Cette famille de contrôles alternatifs s’appuie sur l’influence du groupe et sur les postulats suivants :

  • L’individu a tendance à ne pas persévérer dans une action dont les gens en qui il a confiance lui disent qu’elle n’est pas bonne,
  • L’individu a encore moins tendance à prendre le risque d’une initiative s’il est possible de vérifier que de nombreuses personnes la lui avaient déconseillée,
  • L’individu accepte plus facilement une décision lorsque celle-ci est approuvée par le groupe dont il fait partie, même si elle est contraire à son point de vue.

Les trois familles présentées ci-dessus et les listes de contrôles alternatifs qu’elles regroupent ne sont probablement pas exhaustives. Nous invitons nos lecteurs à partager leurs découvertes sur le sujet.

Comment mettre en place des contrôles alternatifs ?

 Un contrôle alternatif ne s’utilise pas isolément.
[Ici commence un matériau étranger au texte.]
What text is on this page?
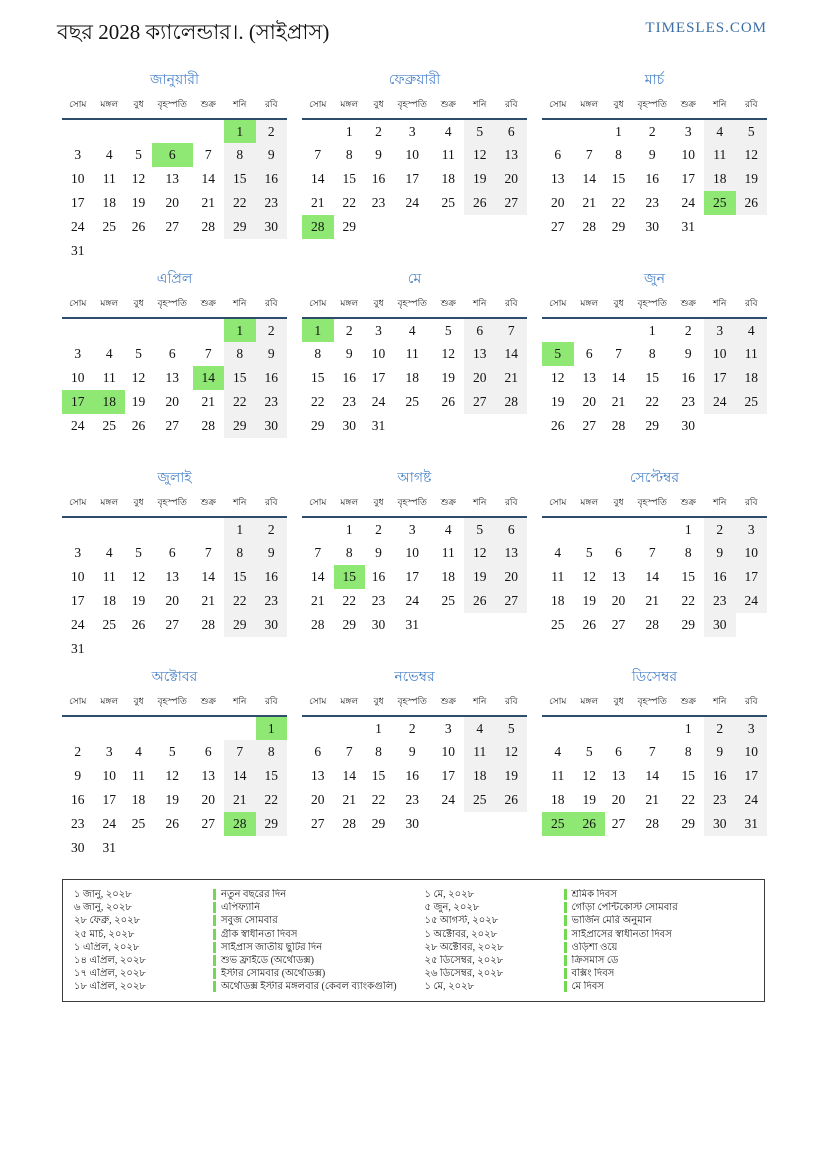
বছর 2028 ক্যালেন্ডার।. (সাইপ্রাস)	TIMESLES.COM
জানুয়ারী
সোম	মঙ্গল	বুধ	বৃহস্পতি	শুক্র	শনি	রবি
					1	2
3	4	5	6	7	8	9
10	11	12	13	14	15	16
17	18	19	20	21	22	23
24	25	26	27	28	29	30
31						
ফেব্রুয়ারী
সোম	মঙ্গল	বুধ	বৃহস্পতি	শুক্র	শনি	রবি
	1	2	3	4	5	6
7	8	9	10	11	12	13
14	15	16	17	18	19	20
21	22	23	24	25	26	27
28	29					
মার্চ
সোম	মঙ্গল	বুধ	বৃহস্পতি	শুক্র	শনি	রবি
		1	2	3	4	5
6	7	8	9	10	11	12
13	14	15	16	17	18	19
20	21	22	23	24	25	26
27	28	29	30	31		
এপ্রিল
সোম	মঙ্গল	বুধ	বৃহস্পতি	শুক্র	শনি	রবি
					1	2
3	4	5	6	7	8	9
10	11	12	13	14	15	16
17	18	19	20	21	22	23
24	25	26	27	28	29	30
মে
সোম	মঙ্গল	বুধ	বৃহস্পতি	শুক্র	শনি	রবি
1	2	3	4	5	6	7
8	9	10	11	12	13	14
15	16	17	18	19	20	21
22	23	24	25	26	27	28
29	30	31				
জুন
সোম	মঙ্গল	বুধ	বৃহস্পতি	শুক্র	শনি	রবি
			1	2	3	4
5	6	7	8	9	10	11
12	13	14	15	16	17	18
19	20	21	22	23	24	25
26	27	28	29	30		
জুলাই
সোম	মঙ্গল	বুধ	বৃহস্পতি	শুক্র	শনি	রবি
					1	2
3	4	5	6	7	8	9
10	11	12	13	14	15	16
17	18	19	20	21	22	23
24	25	26	27	28	29	30
31						
আগষ্ট
সোম	মঙ্গল	বুধ	বৃহস্পতি	শুক্র	শনি	রবি
	1	2	3	4	5	6
7	8	9	10	11	12	13
14	15	16	17	18	19	20
21	22	23	24	25	26	27
28	29	30	31			
সেপ্টেম্বর
সোম	মঙ্গল	বুধ	বৃহস্পতি	শুক্র	শনি	রবি
				1	2	3
4	5	6	7	8	9	10
11	12	13	14	15	16	17
18	19	20	21	22	23	24
25	26	27	28	29	30	
অক্টোবর
সোম	মঙ্গল	বুধ	বৃহস্পতি	শুক্র	শনি	রবি
						1
2	3	4	5	6	7	8
9	10	11	12	13	14	15
16	17	18	19	20	21	22
23	24	25	26	27	28	29
30	31					
নভেম্বর
সোম	মঙ্গল	বুধ	বৃহস্পতি	শুক্র	শনি	রবি
		1	2	3	4	5
6	7	8	9	10	11	12
13	14	15	16	17	18	19
20	21	22	23	24	25	26
27	28	29	30			
ডিসেম্বর
সোম	মঙ্গল	বুধ	বৃহস্পতি	শুক্র	শনি	রবি
				1	2	3
4	5	6	7	8	9	10
11	12	13	14	15	16	17
18	19	20	21	22	23	24
25	26	27	28	29	30	31
১ জানু, ২০২৮	নতুন বছরের দিন
৬ জানু, ২০২৮	এপিফ্যানি
২৮ ফেব্রু, ২০২৮	সবুজ সোমবার
২৫ মার্চ, ২০২৮	গ্রীক স্বাধীনতা দিবস
১ এপ্রিল, ২০২৮	সাইপ্রাস জাতীয় ছুটির দিন
১৪ এপ্রিল, ২০২৮	শুভ ফ্রাইডে (অর্থোডক্স)
১৭ এপ্রিল, ২০২৮	ইস্টার সোমবার (অর্থোডক্স)
১৮ এপ্রিল, ২০২৮	অর্থোডক্স ইস্টার মঙ্গলবার (কেবল ব্যাংকগুলি)
১ মে, ২০২৮	শ্রমিক দিবস
৫ জুন, ২০২৮	গোঁড়া পেন্টিকোস্ট সোমবার
১৫ আগস্ট, ২০২৮	ভার্জিন মেরি অনুমান
১ অক্টোবর, ২০২৮	সাইপ্রাসের স্বাধীনতা দিবস
২৮ অক্টোবর, ২০২৮	ওড়িশা ওয়ে
২৫ ডিসেম্বর, ২০২৮	ক্রিসমাস ডে
২৬ ডিসেম্বর, ২০২৮	বক্সিং দিবস
১ মে, ২০২৮	মে দিবস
Toutes les pratiques observées dans des organisations y ayant recours combinent plusieurs contrôles alternatifs complémentaires, puisés dans les trois familles présentées ici, de manière à concevoir un cadre d’iniative capable à la fois de libérer la prise de décision et de sécuriser l’organisation.

Nos recommandations pour y parvenir sont les suivantes :

  1. Définir précisément le périmètre de décision auquel s’applique le cadre qu’on souhaite mettre en place,
  2. Combiner plusieurs contrôles alternatifs de manière à obtenir un cadre équilibré ni trop contraignant (ce qui étoufferait l’initiative), ni trop peu cadré (ce qui ferait peser un risque de dispersion ou de mauvaises décisions),
  3. Ne pas chercher trop de sophistication dans un premier temps et accepter de lancer un premier prototype tout en se réservant la possibilité de le faire évoluer si son fonctionnement ne se montrait pas optimum.

Le premier point relatif au périmètre de décision mérite quelques commentaires : Par construction juridique, toutes les décisions prises dans l’entreprise le sont forcément par délégation du ou des dirigeants (mandataires sociaux). Nous pensons donc que la formalisation des grands périmètres de décision est une saine habitude que nous recommandons même aux entreprises les plus horizontales (ce qui par exemple est fait de manière très formelle dans les systèmes sociocratiques ou holacratiques). Pour revenir aux contrôles alternatifs, il peut être tout à fait envisageable de les expérimenter d’abord sur un périmètre restreint. Typiquement, parmi les clients que nous avons accompagnés sur le sujet, plusieurs ont choisi de s’accoutumer à leur usage en les limitant dans un premier temps aux initiatives internes (vie de l’entreprise, amélioration continue de l’organisation) plutôt qu’à des processus exposant les clients ou les fournisseurs par exemple.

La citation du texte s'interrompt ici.